The rescinding shifts the policy that protects states who have legalized marijuana to empowering federal prosecutors across the country to decide how to prioritize resources to crack down on possession, distribution, and cultivation of marijuana where it’s legal.
Many states have decriminalized marijuana, a handful of states including California, Washington, and Colorado have legalized it for recreational use while others have legalized it medically. However, marijuana is still illegal under federal law and categorized as a Schedule I drug, the highest category of importance in US drug laws.
While the Republican Party has long been an advocate for states’ rights, the decision to rescind the federal government’s hands-off approach brings this stance into question and creates a conflict between the federal and state laws concerning the issue. It is a clear departure from the policy of state’s sovereignty, and could greatly change the precedent for states’ rights issues if and when it goes through the courts.

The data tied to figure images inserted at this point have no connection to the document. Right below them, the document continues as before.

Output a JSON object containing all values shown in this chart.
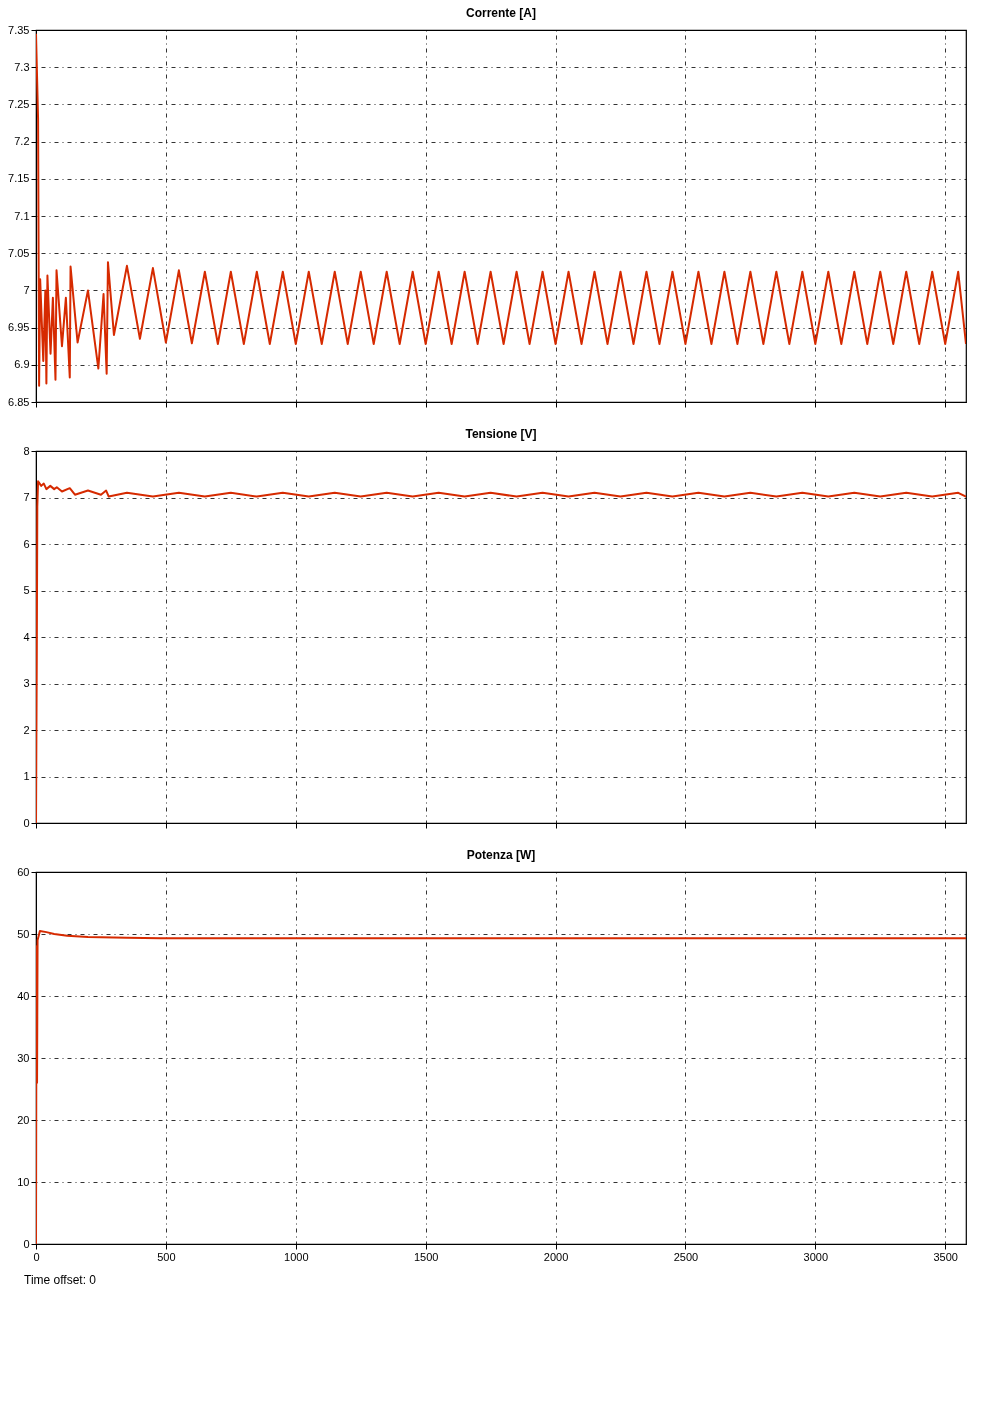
{
  "chart_data": [
    {
      "type": "line",
      "title": "Corrente [A]",
      "xlim": [
        0,
        3580
      ],
      "xticks": [
        0,
        500,
        1000,
        1500,
        2000,
        2500,
        3000,
        3500
      ],
      "ylim": [
        6.85,
        7.35
      ],
      "yticks": [
        6.85,
        6.9,
        6.95,
        7,
        7.05,
        7.1,
        7.15,
        7.2,
        7.25,
        7.3,
        7.35
      ],
      "grid": true,
      "tick_labels": "y",
      "series": [
        {
          "color": "#d62a00",
          "x": [
            0,
            8,
            12,
            16,
            28,
            36,
            40,
            44,
            56,
            65,
            75,
            79,
            100,
            115,
            130,
            133,
            160,
            200,
            240,
            260,
            272,
            277,
            300,
            350,
            400,
            450,
            500,
            550,
            600,
            650,
            700,
            750,
            800,
            850,
            900,
            950,
            1000,
            1050,
            1100,
            1150,
            1200,
            1250,
            1300,
            1350,
            1400,
            1450,
            1500,
            1550,
            1600,
            1650,
            1700,
            1750,
            1800,
            1850,
            1900,
            1950,
            2000,
            2050,
            2100,
            2150,
            2200,
            2250,
            2300,
            2350,
            2400,
            2450,
            2500,
            2550,
            2600,
            2650,
            2700,
            2750,
            2800,
            2850,
            2900,
            2950,
            3000,
            3050,
            3100,
            3150,
            3200,
            3250,
            3300,
            3350,
            3400,
            3450,
            3500,
            3550,
            3580
          ],
          "values": [
            7.345,
            7.23,
            6.872,
            7.015,
            6.905,
            7.0,
            6.875,
            7.02,
            6.915,
            6.99,
            6.88,
            7.027,
            6.925,
            6.99,
            6.883,
            7.032,
            6.93,
            7.0,
            6.895,
            6.995,
            6.888,
            7.038,
            6.94,
            7.033,
            6.935,
            7.03,
            6.93,
            7.027,
            6.929,
            7.025,
            6.928,
            7.025,
            6.928,
            7.025,
            6.928,
            7.025,
            6.928,
            7.025,
            6.928,
            7.025,
            6.928,
            7.025,
            6.928,
            7.025,
            6.928,
            7.025,
            6.928,
            7.025,
            6.928,
            7.025,
            6.928,
            7.025,
            6.928,
            7.025,
            6.928,
            7.025,
            6.928,
            7.025,
            6.928,
            7.025,
            6.928,
            7.025,
            6.928,
            7.025,
            6.928,
            7.025,
            6.928,
            7.025,
            6.928,
            7.025,
            6.928,
            7.025,
            6.928,
            7.025,
            6.928,
            7.025,
            6.928,
            7.025,
            6.928,
            7.025,
            6.928,
            7.025,
            6.928,
            7.025,
            6.928,
            7.025,
            6.928,
            7.025,
            6.928
          ]
        }
      ]
    },
    {
      "type": "line",
      "title": "Tensione [V]",
      "xlim": [
        0,
        3580
      ],
      "xticks": [
        0,
        500,
        1000,
        1500,
        2000,
        2500,
        3000,
        3500
      ],
      "ylim": [
        0,
        8
      ],
      "yticks": [
        0,
        1,
        2,
        3,
        4,
        5,
        6,
        7,
        8
      ],
      "grid": true,
      "tick_labels": "y",
      "series": [
        {
          "color": "#d62a00",
          "x": [
            0,
            3,
            5,
            8,
            20,
            30,
            40,
            55,
            70,
            80,
            100,
            130,
            150,
            200,
            250,
            270,
            280,
            350,
            450,
            550,
            650,
            750,
            850,
            950,
            1050,
            1150,
            1250,
            1350,
            1450,
            1550,
            1650,
            1750,
            1850,
            1950,
            2050,
            2150,
            2250,
            2350,
            2450,
            2550,
            2650,
            2750,
            2850,
            2950,
            3050,
            3150,
            3250,
            3350,
            3450,
            3550,
            3580
          ],
          "values": [
            0,
            3.6,
            6.8,
            7.35,
            7.25,
            7.3,
            7.18,
            7.25,
            7.18,
            7.22,
            7.13,
            7.2,
            7.06,
            7.15,
            7.06,
            7.15,
            7.02,
            7.1,
            7.02,
            7.1,
            7.02,
            7.1,
            7.02,
            7.1,
            7.02,
            7.1,
            7.02,
            7.1,
            7.02,
            7.1,
            7.02,
            7.1,
            7.02,
            7.1,
            7.02,
            7.1,
            7.02,
            7.1,
            7.02,
            7.1,
            7.02,
            7.1,
            7.02,
            7.1,
            7.02,
            7.1,
            7.02,
            7.1,
            7.02,
            7.1,
            7.02
          ]
        }
      ]
    },
    {
      "type": "line",
      "title": "Potenza [W]",
      "xlim": [
        0,
        3580
      ],
      "xticks": [
        0,
        500,
        1000,
        1500,
        2000,
        2500,
        3000,
        3500
      ],
      "ylim": [
        0,
        60
      ],
      "yticks": [
        0,
        10,
        20,
        30,
        40,
        50,
        60
      ],
      "grid": true,
      "annotations": [
        "Time offset: 0"
      ],
      "series": [
        {
          "color": "#d62a00",
          "x": [
            0,
            2,
            4,
            6,
            15,
            40,
            70,
            120,
            200,
            350,
            480,
            3580
          ],
          "values": [
            0,
            48,
            26,
            49,
            50.5,
            50.3,
            50,
            49.7,
            49.5,
            49.4,
            49.3,
            49.3
          ]
        }
      ]
    }
  ]
}
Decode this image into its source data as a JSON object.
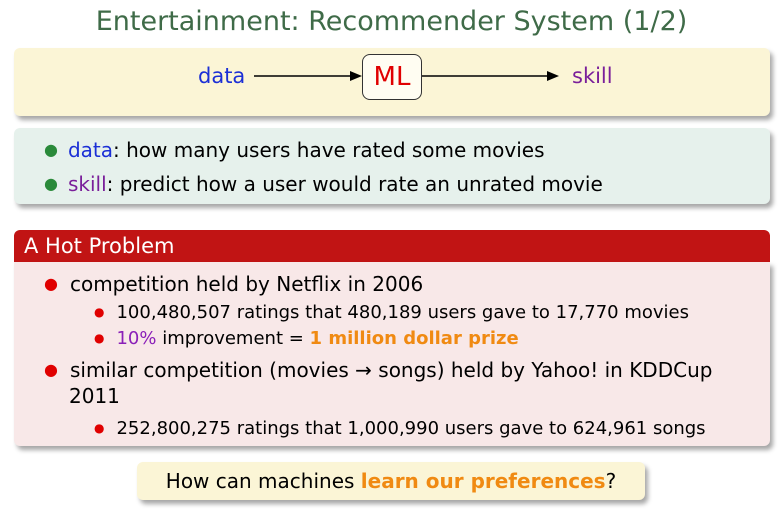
{
  "slide": {
    "title": "Entertainment: Recommender System (1/2)"
  },
  "flow": {
    "input": "data",
    "process": "ML",
    "output": "skill"
  },
  "definitions": [
    {
      "term": "data",
      "text": ": how many users have rated some movies"
    },
    {
      "term": "skill",
      "text": ": predict how a user would rate an unrated movie"
    }
  ],
  "hot_problem": {
    "header": "A Hot Problem",
    "item1": "competition held by Netflix in 2006",
    "item1_sub1": "100,480,507 ratings that 480,189 users gave to 17,770 movies",
    "item1_sub2_pct": "10%",
    "item1_sub2_mid": " improvement = ",
    "item1_sub2_prize": "1 million dollar prize",
    "item2_line1": "similar competition (movies → songs) held by Yahoo! in KDDCup",
    "item2_line2": "2011",
    "item2_sub1": "252,800,275 ratings that 1,000,990 users gave to 624,961 songs"
  },
  "question": {
    "before": "How can machines ",
    "highlight": "learn our preferences",
    "after": "?"
  }
}
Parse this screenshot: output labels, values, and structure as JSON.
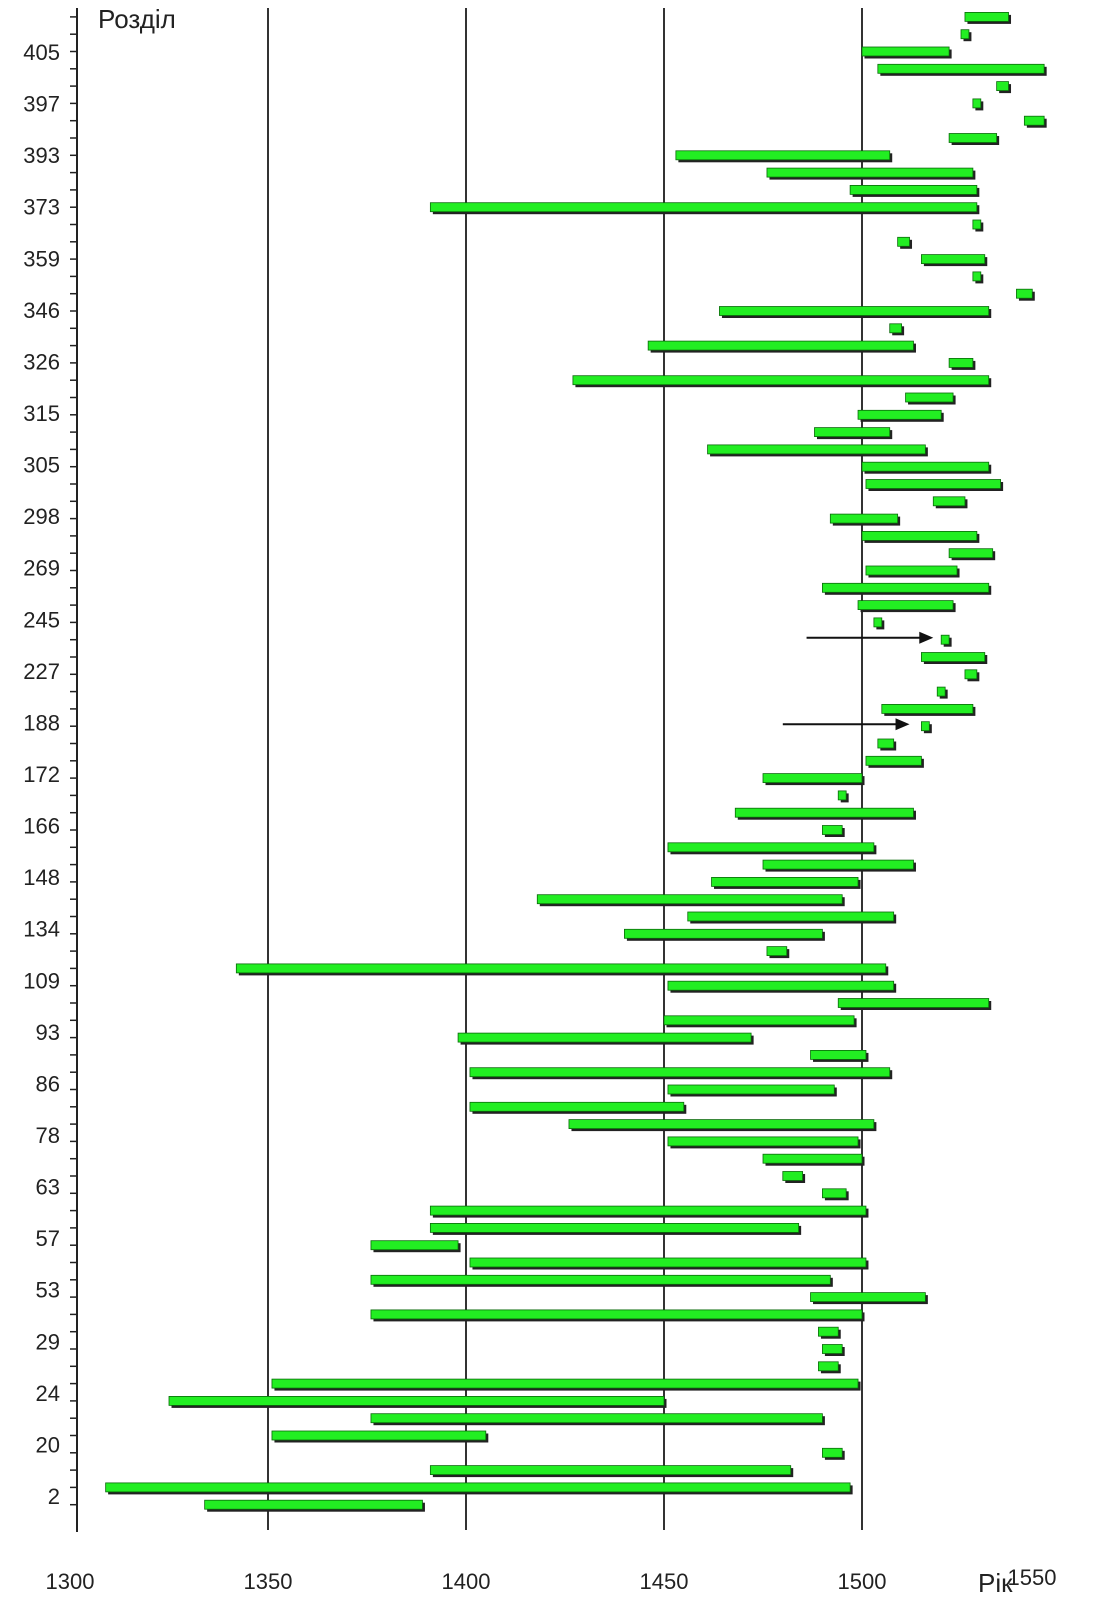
{
  "chart_data": {
    "type": "bar",
    "orientation": "horizontal-range",
    "ylabel": "Розділ",
    "xlabel": "Рік",
    "xlim": [
      1300,
      1550
    ],
    "x_ticks": [
      "1300",
      "1350",
      "1400",
      "1450",
      "1500",
      "1550"
    ],
    "y_tick_labels": [
      "405",
      "397",
      "393",
      "373",
      "359",
      "346",
      "326",
      "315",
      "305",
      "298",
      "269",
      "245",
      "227",
      "188",
      "172",
      "166",
      "148",
      "134",
      "109",
      "93",
      "86",
      "78",
      "63",
      "57",
      "53",
      "29",
      "24",
      "20",
      "2"
    ],
    "grid": "vertical lines at 1350, 1400, 1450, 1500",
    "bar_color": "#22ee22",
    "bar_shadow": "#222222",
    "bars": [
      [
        1526,
        1537
      ],
      [
        1525,
        1527
      ],
      [
        1500,
        1522
      ],
      [
        1504,
        1546
      ],
      [
        1534,
        1537
      ],
      [
        1528,
        1530
      ],
      [
        1541,
        1546
      ],
      [
        1522,
        1534
      ],
      [
        1453,
        1507
      ],
      [
        1476,
        1528
      ],
      [
        1497,
        1529
      ],
      [
        1391,
        1529
      ],
      [
        1528,
        1530
      ],
      [
        1509,
        1512
      ],
      [
        1515,
        1531
      ],
      [
        1528,
        1530
      ],
      [
        1539,
        1543
      ],
      [
        1464,
        1532
      ],
      [
        1507,
        1510
      ],
      [
        1446,
        1513
      ],
      [
        1522,
        1528
      ],
      [
        1427,
        1532
      ],
      [
        1511,
        1523
      ],
      [
        1499,
        1520
      ],
      [
        1488,
        1507
      ],
      [
        1461,
        1516
      ],
      [
        1500,
        1532
      ],
      [
        1501,
        1535
      ],
      [
        1518,
        1526
      ],
      [
        1492,
        1509
      ],
      [
        1500,
        1529
      ],
      [
        1522,
        1533
      ],
      [
        1501,
        1524
      ],
      [
        1490,
        1532
      ],
      [
        1499,
        1523
      ],
      [
        1503,
        1505
      ],
      [
        1520,
        1522
      ],
      [
        1515,
        1531
      ],
      [
        1526,
        1529
      ],
      [
        1519,
        1521
      ],
      [
        1505,
        1528
      ],
      [
        1515,
        1517
      ],
      [
        1504,
        1508
      ],
      [
        1501,
        1515
      ],
      [
        1475,
        1500
      ],
      [
        1494,
        1496
      ],
      [
        1468,
        1513
      ],
      [
        1490,
        1495
      ],
      [
        1451,
        1503
      ],
      [
        1475,
        1513
      ],
      [
        1462,
        1499
      ],
      [
        1418,
        1495
      ],
      [
        1456,
        1508
      ],
      [
        1440,
        1490
      ],
      [
        1476,
        1481
      ],
      [
        1342,
        1506
      ],
      [
        1451,
        1508
      ],
      [
        1494,
        1532
      ],
      [
        1450,
        1498
      ],
      [
        1398,
        1472
      ],
      [
        1487,
        1501
      ],
      [
        1401,
        1507
      ],
      [
        1451,
        1493
      ],
      [
        1401,
        1455
      ],
      [
        1426,
        1503
      ],
      [
        1451,
        1499
      ],
      [
        1475,
        1500
      ],
      [
        1480,
        1485
      ],
      [
        1490,
        1496
      ],
      [
        1391,
        1501
      ],
      [
        1391,
        1484
      ],
      [
        1376,
        1398
      ],
      [
        1401,
        1501
      ],
      [
        1376,
        1492
      ],
      [
        1487,
        1516
      ],
      [
        1376,
        1500
      ],
      [
        1489,
        1494
      ],
      [
        1490,
        1495
      ],
      [
        1489,
        1494
      ],
      [
        1351,
        1499
      ],
      [
        1325,
        1450
      ],
      [
        1376,
        1490
      ],
      [
        1351,
        1405
      ],
      [
        1490,
        1495
      ],
      [
        1391,
        1482
      ],
      [
        1309,
        1497
      ],
      [
        1334,
        1389
      ]
    ],
    "annotations": [
      {
        "type": "arrow",
        "from_x": 1486,
        "to_x": 1518,
        "bar_index": 36
      },
      {
        "type": "arrow",
        "from_x": 1480,
        "to_x": 1512,
        "bar_index": 41
      }
    ]
  }
}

The decision was widely expected, as Session’s condemnation of marijuana has been absolute and unequivocal.
In a statement from the Attorney General, Sessions called the shift in policy “a return to the rule of law,” but did not go as far as directing prosecutors to explicitly use their resources to begin prosecuting companies in the marijuana industry.
“In deciding which marijuana activities to prosecute under these laws,” Sessions said in a statement to federal prosecutors, “with the department’s finite resources, prosecutors should follow the well-established principles that govern all federal prosecutions.”
Saying the policy would return to the established federal law, the statement said, “These principles require federal prosecutors deciding which cases to prosecute to weigh all relevant considerations of the crime, the deterrent effect of criminal prosecutions, and the cumulative impact of particular crimes on the community.”
A former senior Justice Department official who was a part of making the decision to harmonize state and federal laws in favor of state legalization told CNN that is uncertain how the new policy will unfold with state laws.